El consumo de los alimentos se ha incrementado en los últimos años; los combustibles que se utilizan para la producción han subido de precio; los países ricos subvencionan a sus agricultores y distorsionan los precios; y algunos productos del agro son empleados para los biocombustibles.
El presidente Evo Morales tomó partido en el tema de los biocombustibles, en el mensaje que llevó al Foro Internacional de la ONU que tocó asuntos relacionados con los indígenas. Allí, manifestó que estaba en contra.
Pero parece que hay matices en este asunto. El presidente de Brasil, Lula da Silva, dijo hace pocos días en Ghana que su país jamás producirá etanol a partir del maíz. Es la primera vez que se presenta una grieta en la alianza tácita de Brasil y EEUU a favor de los biocombustibles.
Los norteamericanos, en efecto, han decidido usar el maíz para fabricar combustibles alternativos al petróleo.
Aparte de este debate internacional, lo que parece importante para países como Bolivia es que se abre una oportunidad de oro, pues podrán producir alimentos incluso para exportar.
En este momento, Perú exporta lechugas por más de 2.000 millones de dólares.
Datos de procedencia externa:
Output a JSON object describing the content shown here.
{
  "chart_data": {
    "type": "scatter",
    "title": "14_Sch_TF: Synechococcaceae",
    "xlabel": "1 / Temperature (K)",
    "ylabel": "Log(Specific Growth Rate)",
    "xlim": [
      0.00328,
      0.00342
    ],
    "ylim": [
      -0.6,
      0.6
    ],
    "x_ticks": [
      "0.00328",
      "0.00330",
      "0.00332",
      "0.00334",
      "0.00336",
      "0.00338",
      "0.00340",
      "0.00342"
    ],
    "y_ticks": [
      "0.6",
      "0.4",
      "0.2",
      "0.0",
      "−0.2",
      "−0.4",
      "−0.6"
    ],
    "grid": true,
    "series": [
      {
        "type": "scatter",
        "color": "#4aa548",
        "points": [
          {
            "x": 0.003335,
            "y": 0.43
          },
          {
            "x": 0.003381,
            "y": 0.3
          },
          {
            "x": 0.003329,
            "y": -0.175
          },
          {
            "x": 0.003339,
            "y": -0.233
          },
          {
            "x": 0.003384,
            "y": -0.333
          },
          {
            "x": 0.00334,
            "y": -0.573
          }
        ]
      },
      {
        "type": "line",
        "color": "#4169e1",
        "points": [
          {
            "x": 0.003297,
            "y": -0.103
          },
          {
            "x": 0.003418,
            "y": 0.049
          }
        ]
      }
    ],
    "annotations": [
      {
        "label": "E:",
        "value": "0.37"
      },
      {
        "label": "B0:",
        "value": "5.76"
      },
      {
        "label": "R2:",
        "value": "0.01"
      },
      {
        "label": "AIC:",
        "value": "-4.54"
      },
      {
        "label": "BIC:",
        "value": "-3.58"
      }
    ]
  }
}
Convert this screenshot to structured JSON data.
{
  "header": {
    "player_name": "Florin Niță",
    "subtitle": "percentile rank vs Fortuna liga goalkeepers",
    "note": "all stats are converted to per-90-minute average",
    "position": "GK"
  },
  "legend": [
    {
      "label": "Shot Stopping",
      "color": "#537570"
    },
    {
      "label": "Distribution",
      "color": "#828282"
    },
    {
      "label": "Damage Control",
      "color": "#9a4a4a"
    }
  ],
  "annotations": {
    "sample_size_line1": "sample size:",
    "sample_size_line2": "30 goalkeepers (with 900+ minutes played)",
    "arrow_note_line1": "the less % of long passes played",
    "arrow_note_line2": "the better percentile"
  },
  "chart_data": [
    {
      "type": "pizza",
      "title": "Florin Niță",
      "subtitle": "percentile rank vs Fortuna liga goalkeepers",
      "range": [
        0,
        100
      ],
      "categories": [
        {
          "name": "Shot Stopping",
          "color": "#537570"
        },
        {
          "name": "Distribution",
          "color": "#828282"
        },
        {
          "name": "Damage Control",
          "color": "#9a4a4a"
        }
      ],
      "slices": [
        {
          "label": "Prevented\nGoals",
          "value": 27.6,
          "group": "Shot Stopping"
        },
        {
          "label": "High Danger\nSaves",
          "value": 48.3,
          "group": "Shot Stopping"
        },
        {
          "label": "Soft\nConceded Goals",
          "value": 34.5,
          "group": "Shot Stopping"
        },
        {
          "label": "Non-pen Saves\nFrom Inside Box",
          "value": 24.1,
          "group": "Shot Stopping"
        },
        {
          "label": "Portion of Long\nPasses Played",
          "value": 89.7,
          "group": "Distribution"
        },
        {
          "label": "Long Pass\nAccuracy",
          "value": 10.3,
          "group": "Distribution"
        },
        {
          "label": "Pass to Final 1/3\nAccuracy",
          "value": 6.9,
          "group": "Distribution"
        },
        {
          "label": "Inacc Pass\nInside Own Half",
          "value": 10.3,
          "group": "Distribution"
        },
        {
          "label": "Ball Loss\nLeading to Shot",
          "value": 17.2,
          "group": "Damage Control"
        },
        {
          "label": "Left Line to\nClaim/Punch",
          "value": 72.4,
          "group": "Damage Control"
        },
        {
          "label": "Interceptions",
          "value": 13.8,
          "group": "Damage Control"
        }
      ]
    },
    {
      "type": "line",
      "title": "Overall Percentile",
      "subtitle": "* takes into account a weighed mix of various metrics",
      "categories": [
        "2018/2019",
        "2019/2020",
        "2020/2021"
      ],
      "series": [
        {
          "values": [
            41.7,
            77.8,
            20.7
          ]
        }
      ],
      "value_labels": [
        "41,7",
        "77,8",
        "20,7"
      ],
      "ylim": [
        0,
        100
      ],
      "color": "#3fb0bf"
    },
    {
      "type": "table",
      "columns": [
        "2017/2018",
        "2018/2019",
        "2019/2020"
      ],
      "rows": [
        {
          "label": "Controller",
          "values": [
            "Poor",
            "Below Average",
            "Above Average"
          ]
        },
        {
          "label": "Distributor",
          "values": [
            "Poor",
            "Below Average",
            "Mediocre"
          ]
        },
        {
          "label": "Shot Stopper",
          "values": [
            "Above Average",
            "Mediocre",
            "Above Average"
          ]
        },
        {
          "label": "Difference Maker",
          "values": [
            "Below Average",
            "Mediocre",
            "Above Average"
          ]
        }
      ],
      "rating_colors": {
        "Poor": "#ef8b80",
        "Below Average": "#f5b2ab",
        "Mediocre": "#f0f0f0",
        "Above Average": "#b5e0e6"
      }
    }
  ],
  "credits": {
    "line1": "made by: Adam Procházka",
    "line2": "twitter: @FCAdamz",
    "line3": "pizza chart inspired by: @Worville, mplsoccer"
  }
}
Una política inteligente podría hacer que también los campesinos bolivianos se beneficien de los precios altos de los alimentos.
Tendrían que definirse las bases de un sistema de incentivos y de facilidades para que la producción nacional de alimentos, por supuesto que excedentaria, llegue a mercados foráneos. Habría que comenzar por elaborar un inventario completo de las aptitudes de los suelos para producir alimentos, y definir cómo se podrían lograr niveles de producción eficientes, capaces de cumplir con las exigencias del comercio internacional.
La crisis alimentaria debería ser vista no como un problema, sino como una oportunidad, en vista de las enormes ventajas comparativas que tiene Bolivia para dedicarse a atender parte de la demanda mundial de alimentos. Pero habrá que encararlo con criterios serios.